Two-pass Enrollment Causes Student-Body Headache

by Claire Hsieh

A new change has come to UCSD, and this time, it affects one of the most important aspects of UCSD: classes.

The Office of Registrar released an email back in February stating that a two-pass enrollment system would be implemented starting registration for Fall Quarter 2012.

For incoming freshmen, this system would be in place during registration for Winter Quarter classes.

The two-pass enrollment, which splits a student’s registration of classes into two parts, restricts students’ choice of classes to 11.5 units with no waitlist option during the “first pass” and to 19.5 units with waitlist option during the “second pass”.

The first pass is limited to an approximate 48 hour time frame, and students who miss their first pass must wait till their second pass to enroll for any classes.

To add to the complication of two pass enrollment, students may only enroll in up to 22 units, like previous times, upon the first day of instruction.

UCSD’s Office of Registrar had stated in its March 2012 newsletter that the new two-pass enrollment is to “ensure that everyone has the opportunity to enroll in required pre-major, major, and GE courses”.

Although the Office of Registrar had clearly hoped for the two-pass enrollment to bring about equal opportunity for all students, the new enrollment has brought about a headache for some students.

Stated an anonymous upperclassmen, “Some of my classes that I chose for Winter Quarter are six units each because they are specialized courses for my specific major; I can’t even enroll for two classes under this two-pass enrollment system. This is worse than being on the wait-list for a required class that you know you won’t be able to get into by the deadline.”

A previous education concern for UCSD students has been the fact that budget cuts and limited funding for the University led to bigger classrooms and more students being put on the waitlist. The headache of having to graduate in five years because of the inability to get all the courses needed is still on the minds of many UCSD students.
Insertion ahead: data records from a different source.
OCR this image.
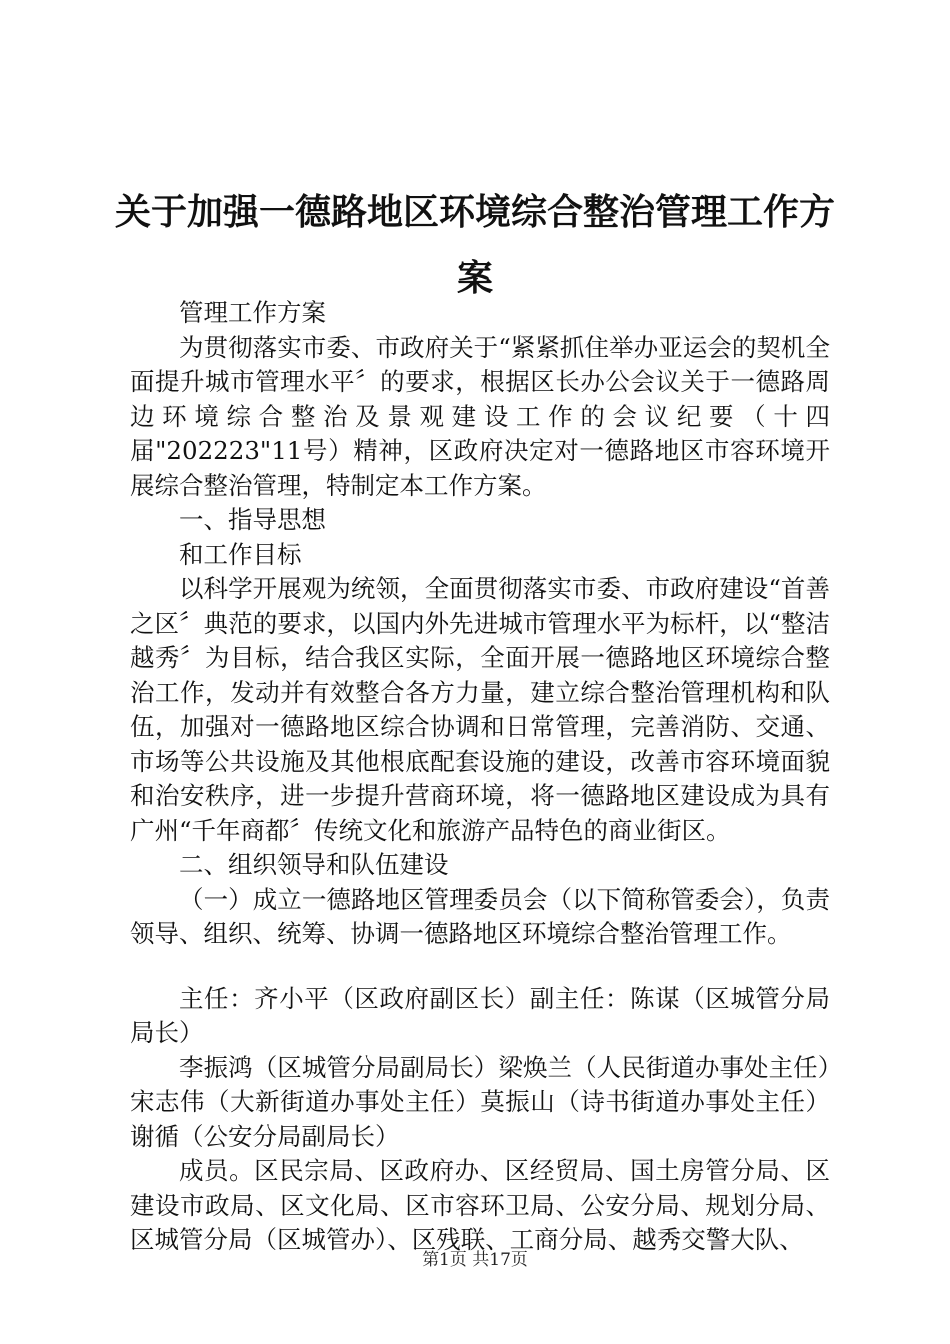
关于加强一德路地区环境综合整治管理工作方案

管理工作方案

为贯彻落实市委、市政府关于“紧紧抓住举办亚运会的契机全面提升城市管理水平〞的要求，根据区长办公会议关于一德路周边环境综合整治及景观建设工作的会议纪要（十四届"202223"11号）精神，区政府决定对一德路地区市容环境开展综合整治管理，特制定本工作方案。

一、指导思想

和工作目标

以科学开展观为统领，全面贯彻落实市委、市政府建设“首善之区〞典范的要求，以国内外先进城市管理水平为标杆，以“整洁越秀〞为目标，结合我区实际，全面开展一德路地区环境综合整治工作，发动并有效整合各方力量，建立综合整治管理机构和队伍，加强对一德路地区综合协调和日常管理，完善消防、交通、市场等公共设施及其他根底配套设施的建设，改善市容环境面貌和治安秩序，进一步提升营商环境，将一德路地区建设成为具有广州“千年商都〞传统文化和旅游产品特色的商业街区。

二、组织领导和队伍建设

（一）成立一德路地区管理委员会（以下简称管委会），负责领导、组织、统筹、协调一德路地区环境综合整治管理工作。

主任：齐小平（区政府副区长）副主任：陈谋（区城管分局局长）

李振鸿（区城管分局副局长）梁焕兰（人民街道办事处主任）宋志伟（大新街道办事处主任）莫振山（诗书街道办事处主任）谢循（公安分局副局长）

成员。区民宗局、区政府办、区经贸局、国土房管分局、区建设市政局、区文化局、区市容环卫局、公安分局、规划分局、区城管分局（区城管办）、区残联、工商分局、越秀交警大队、

第1页 共17页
The fact that the Office of Registrar had implemented the two-pass enrollment, which adds on to the threat of the waitlist, doesn’t make many upperclassmen  students happy.

Despite the friction between upperclassmen and two-pass enrollment, this new system has actually been a sigh of relief for some lower classmen.

“It would be nice to get all my classes at once, but I like it better that the people who have so much more units than me won’t be able to just take over every single class that I need to take,”  said an anonymous first-year student. “I’d rather put up with the annoyance of not being able to get all my classes at once than not being able to get any of the classes that I want.”

Under this new system of two-pass enrollment, more first years have stated that enrollment for classes has become less of a headache because the chances of being put on the waitlist goes down and equal opportunity for the same classes as other students with more units goes up.

The question then becomes whether it is fair for upperclassmen to sacrifice in order for the lowerclassmen to benefit.

“Being a first year, I understand that two-pass enrollment works out better, but what happens when I become an upperclassman? Besides, two-pass enrollment is such a hassle. I don’t like it at all,” voiced first year Vanessa Flores of Marshall College.

Another question arises when one questions why UCSD needed to implement a new enrollment system in the first place.

Of course, the increasing amounts of students on waitlists is a tell-tale sign that there were issues with the enrollment system, but budget cuts and limited funding amongst all UCs need to be remembered. Was the two pass enrollment implemented out of an effort by the Office of Registrar to fix the problem of waitlists, or was it merely conforming to what other UCs have done to their own enrollment system?

Other UCs such as UC Berkeley, UCLA, and UC Davis have already implemented the two-pass system, with UC Santa Cruz using a two-pass system for all students with non-senior status, and UC Santa Barbara having a three-pass system.

Whether hurting upperclassmen in the enrollment process is justified by the benefits lowerclassmen receive and whether UCSD actually needed a new enrollment system in the first place is still in question.

 But until UCSD students can reach a unanimous decision, the two-pass enrollment system will be here to stay.